At Kestral, we maintain computer and network security to protect electronic information. For example, all data sets are stored at Kestral on an internal network, which is firewalled to prevent any traffic from public networks being able to access the data set. Other examples of protections include identification codes and passwords to control access to electronic information.

Access to data sets within Kestral is controlled so that only those staff directly working on the data set will have access. Copies of the data set may only be made with the consent of management and must be recorded on the consent form and in the task for the destruction of the data set.

Destruction of Data When no Longer in Use

The destruction of the data set after an agreed period is prompted by a scheduled task set up at the time the data set is imported. Destruction of the original dataset and any copies is then recorded internally and reported to the client.

Protecting Personal Information in KMS

Any electronic information forwarded from client sites is stored in a secure database to prevent unauthorised access. KMS is the database that Kestral uses to store the patient information. Access to KMS is protected by identification codes and passwords.

It may be necessary for customers to include patient identifiers in information forwarded in KMS in order to resolve some support issues. However, we strongly advise customers to minimise the use of patient identifiers as much as is practicable. Advice on limiting the use of patient identifiers, and a confidentiality statement are presented at login to KMS. Customers are requested to logoff from the website when they have finished or if they leave their computer, and to take all other reasonable steps to ensure the security and confidentiality of all information on the website. Customers must indicate they have read and accept these statements before proceeding to use KMS.

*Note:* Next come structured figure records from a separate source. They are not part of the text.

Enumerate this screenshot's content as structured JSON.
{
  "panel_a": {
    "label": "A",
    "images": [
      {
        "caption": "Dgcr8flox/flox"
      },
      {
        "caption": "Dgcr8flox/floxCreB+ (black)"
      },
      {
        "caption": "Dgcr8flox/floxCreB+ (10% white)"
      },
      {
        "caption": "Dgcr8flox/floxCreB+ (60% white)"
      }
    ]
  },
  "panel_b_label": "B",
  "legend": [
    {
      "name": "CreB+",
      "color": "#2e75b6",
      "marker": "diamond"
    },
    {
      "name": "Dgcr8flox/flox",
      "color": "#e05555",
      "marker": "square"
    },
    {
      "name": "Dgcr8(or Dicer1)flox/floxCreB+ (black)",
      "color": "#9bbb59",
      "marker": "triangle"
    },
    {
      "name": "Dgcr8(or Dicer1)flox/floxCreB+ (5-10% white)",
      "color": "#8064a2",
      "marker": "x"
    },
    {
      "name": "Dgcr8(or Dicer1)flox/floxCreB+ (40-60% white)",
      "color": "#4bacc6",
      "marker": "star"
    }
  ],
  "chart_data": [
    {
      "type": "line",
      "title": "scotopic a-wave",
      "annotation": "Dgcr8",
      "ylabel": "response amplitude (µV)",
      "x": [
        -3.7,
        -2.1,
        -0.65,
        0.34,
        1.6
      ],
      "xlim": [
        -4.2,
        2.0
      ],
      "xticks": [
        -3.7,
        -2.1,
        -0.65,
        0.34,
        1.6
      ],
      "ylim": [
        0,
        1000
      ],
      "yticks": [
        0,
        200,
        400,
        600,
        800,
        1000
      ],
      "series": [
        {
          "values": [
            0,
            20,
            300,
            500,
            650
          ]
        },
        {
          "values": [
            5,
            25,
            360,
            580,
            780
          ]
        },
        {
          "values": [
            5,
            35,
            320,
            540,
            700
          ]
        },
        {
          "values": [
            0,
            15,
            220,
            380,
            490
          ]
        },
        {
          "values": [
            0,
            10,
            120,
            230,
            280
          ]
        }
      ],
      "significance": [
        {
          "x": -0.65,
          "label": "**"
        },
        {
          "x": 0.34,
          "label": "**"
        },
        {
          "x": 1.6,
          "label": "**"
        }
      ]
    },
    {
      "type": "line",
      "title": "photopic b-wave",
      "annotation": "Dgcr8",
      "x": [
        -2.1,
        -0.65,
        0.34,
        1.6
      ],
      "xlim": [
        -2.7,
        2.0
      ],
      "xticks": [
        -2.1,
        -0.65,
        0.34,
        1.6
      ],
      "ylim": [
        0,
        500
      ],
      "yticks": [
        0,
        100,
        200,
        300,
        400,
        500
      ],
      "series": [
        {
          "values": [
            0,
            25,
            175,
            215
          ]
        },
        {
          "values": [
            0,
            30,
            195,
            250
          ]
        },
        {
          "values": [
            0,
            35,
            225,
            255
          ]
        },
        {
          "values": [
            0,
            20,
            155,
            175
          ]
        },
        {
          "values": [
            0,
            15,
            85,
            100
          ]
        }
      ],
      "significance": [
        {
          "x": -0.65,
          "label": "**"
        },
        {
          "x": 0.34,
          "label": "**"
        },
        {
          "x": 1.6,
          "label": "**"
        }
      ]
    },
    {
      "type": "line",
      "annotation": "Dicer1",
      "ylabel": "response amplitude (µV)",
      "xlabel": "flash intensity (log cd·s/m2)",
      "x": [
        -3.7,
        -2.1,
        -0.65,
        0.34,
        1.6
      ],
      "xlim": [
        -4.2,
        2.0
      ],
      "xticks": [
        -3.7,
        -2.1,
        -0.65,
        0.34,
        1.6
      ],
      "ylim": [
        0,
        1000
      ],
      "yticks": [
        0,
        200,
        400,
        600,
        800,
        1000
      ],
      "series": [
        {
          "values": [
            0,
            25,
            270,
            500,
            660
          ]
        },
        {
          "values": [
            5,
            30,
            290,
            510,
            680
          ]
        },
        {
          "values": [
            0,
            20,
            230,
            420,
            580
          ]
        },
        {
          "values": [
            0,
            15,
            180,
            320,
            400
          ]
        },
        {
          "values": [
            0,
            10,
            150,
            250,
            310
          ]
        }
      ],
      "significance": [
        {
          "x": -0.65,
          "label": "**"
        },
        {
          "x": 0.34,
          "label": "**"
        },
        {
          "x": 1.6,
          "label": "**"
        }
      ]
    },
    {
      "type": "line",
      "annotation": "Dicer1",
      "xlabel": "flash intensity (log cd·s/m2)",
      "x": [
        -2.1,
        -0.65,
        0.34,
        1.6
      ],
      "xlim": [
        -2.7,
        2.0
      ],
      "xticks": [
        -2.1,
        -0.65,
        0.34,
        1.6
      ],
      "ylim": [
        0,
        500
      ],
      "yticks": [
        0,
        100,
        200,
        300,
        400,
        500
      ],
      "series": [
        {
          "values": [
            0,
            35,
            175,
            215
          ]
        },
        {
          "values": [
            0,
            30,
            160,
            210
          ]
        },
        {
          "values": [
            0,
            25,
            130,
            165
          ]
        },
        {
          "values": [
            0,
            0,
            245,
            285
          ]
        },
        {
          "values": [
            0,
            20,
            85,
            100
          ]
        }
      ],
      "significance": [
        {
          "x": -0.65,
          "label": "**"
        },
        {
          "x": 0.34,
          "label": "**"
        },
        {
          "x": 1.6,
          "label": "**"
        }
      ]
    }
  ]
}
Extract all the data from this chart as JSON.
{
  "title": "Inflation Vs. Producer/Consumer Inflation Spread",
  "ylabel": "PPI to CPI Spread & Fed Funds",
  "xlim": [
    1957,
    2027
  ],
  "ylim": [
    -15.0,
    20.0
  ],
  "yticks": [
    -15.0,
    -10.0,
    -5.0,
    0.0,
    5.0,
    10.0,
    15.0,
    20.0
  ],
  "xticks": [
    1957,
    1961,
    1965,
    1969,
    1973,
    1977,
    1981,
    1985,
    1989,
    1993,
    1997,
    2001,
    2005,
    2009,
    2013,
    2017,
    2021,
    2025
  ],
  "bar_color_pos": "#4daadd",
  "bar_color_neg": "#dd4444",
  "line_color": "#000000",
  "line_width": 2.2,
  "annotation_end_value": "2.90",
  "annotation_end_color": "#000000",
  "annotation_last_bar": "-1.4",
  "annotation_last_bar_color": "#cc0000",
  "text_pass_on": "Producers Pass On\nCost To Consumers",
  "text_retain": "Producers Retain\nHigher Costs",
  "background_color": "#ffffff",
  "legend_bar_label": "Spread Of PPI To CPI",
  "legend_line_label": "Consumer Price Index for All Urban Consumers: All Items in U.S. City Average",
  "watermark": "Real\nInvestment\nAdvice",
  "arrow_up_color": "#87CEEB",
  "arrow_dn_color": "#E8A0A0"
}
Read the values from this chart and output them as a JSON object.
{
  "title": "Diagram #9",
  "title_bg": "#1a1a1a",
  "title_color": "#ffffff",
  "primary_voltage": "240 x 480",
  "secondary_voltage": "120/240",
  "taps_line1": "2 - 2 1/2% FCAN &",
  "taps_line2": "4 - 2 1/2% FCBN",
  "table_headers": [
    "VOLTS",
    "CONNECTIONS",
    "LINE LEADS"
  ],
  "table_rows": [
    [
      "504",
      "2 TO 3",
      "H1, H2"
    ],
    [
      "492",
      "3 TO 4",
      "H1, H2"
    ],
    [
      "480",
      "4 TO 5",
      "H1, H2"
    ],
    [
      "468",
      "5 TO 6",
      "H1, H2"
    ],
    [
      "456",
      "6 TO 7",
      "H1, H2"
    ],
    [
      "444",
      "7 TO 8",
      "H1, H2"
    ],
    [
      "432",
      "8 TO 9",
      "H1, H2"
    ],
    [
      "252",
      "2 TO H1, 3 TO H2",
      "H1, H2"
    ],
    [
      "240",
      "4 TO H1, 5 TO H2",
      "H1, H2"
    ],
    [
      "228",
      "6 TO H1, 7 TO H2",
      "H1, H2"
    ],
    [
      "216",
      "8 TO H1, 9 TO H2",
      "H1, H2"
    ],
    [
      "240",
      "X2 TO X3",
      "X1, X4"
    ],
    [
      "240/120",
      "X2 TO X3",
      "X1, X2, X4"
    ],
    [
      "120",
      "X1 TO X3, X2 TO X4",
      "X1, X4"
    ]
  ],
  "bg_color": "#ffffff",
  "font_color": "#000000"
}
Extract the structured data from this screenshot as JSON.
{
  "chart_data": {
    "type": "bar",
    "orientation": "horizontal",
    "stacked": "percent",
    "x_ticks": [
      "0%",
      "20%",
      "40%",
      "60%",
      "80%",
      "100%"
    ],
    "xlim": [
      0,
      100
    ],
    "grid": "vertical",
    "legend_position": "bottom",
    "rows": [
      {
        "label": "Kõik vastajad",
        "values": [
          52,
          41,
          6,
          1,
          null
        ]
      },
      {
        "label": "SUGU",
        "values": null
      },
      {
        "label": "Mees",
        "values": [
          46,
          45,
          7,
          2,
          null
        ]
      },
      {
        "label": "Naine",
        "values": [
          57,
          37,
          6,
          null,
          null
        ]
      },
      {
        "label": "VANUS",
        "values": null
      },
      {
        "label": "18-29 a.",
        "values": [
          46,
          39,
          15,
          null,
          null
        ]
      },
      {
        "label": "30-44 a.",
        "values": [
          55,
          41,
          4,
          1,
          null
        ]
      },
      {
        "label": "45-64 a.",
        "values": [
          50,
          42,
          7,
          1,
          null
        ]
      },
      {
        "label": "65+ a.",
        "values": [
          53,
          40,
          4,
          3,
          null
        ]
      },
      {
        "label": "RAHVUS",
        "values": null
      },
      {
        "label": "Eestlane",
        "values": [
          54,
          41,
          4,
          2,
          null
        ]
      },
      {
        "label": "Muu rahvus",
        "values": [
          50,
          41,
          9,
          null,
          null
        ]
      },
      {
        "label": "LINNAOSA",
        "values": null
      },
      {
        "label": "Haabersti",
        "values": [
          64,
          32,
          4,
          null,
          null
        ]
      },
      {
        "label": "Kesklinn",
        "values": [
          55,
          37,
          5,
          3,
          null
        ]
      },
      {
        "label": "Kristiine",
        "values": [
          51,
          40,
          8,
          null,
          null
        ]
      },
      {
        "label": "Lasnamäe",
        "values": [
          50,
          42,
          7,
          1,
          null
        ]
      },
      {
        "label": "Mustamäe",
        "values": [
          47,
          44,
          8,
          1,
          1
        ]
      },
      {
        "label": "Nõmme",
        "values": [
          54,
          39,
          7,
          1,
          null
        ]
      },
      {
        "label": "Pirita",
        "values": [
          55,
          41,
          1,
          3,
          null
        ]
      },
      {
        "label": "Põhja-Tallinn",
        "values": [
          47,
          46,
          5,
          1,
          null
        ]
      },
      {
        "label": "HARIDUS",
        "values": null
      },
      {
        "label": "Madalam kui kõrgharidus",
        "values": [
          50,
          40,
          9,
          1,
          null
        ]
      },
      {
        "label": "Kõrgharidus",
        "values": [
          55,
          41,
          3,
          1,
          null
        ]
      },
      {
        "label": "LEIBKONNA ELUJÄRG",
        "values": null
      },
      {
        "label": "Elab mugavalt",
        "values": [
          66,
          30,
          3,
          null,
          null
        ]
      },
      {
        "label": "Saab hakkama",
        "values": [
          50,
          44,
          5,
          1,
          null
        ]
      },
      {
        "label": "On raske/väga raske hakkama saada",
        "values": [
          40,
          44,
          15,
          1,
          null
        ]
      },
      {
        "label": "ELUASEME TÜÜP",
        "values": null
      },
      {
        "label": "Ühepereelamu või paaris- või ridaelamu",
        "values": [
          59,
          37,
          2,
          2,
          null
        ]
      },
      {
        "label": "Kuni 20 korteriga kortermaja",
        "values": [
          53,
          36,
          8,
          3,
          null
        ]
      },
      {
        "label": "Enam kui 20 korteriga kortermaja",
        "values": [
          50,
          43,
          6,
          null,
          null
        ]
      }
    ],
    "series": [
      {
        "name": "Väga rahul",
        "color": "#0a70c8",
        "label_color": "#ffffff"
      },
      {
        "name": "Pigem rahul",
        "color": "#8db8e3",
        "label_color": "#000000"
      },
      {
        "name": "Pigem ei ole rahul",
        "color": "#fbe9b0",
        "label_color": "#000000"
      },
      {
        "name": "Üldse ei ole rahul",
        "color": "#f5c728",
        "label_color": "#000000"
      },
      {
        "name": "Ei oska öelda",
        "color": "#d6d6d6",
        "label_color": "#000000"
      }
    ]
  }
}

Kestral is not responsible for the inappropriate use of information requested or displayed on the website.

Protecting Patient Records During Upgrades

Strict upgrade procedures are prescribed and enforced within Kestral, in order to protect the quality and integrity of data at client sites, and to prevent the loss of patient data. The precautionary measures taken during upgrades are summarised below.

  • All upgrades are applied to test data prior to moving into production.
  • Live upgrades only proceed after client testing and sign off.
  • Prior to commencing a live upgrade, all databases undergoing manipulation during the upgrade are backed up.
  • Once the upgrade has been applied to the live data, database analysis is performed prior to bringing the system back on line.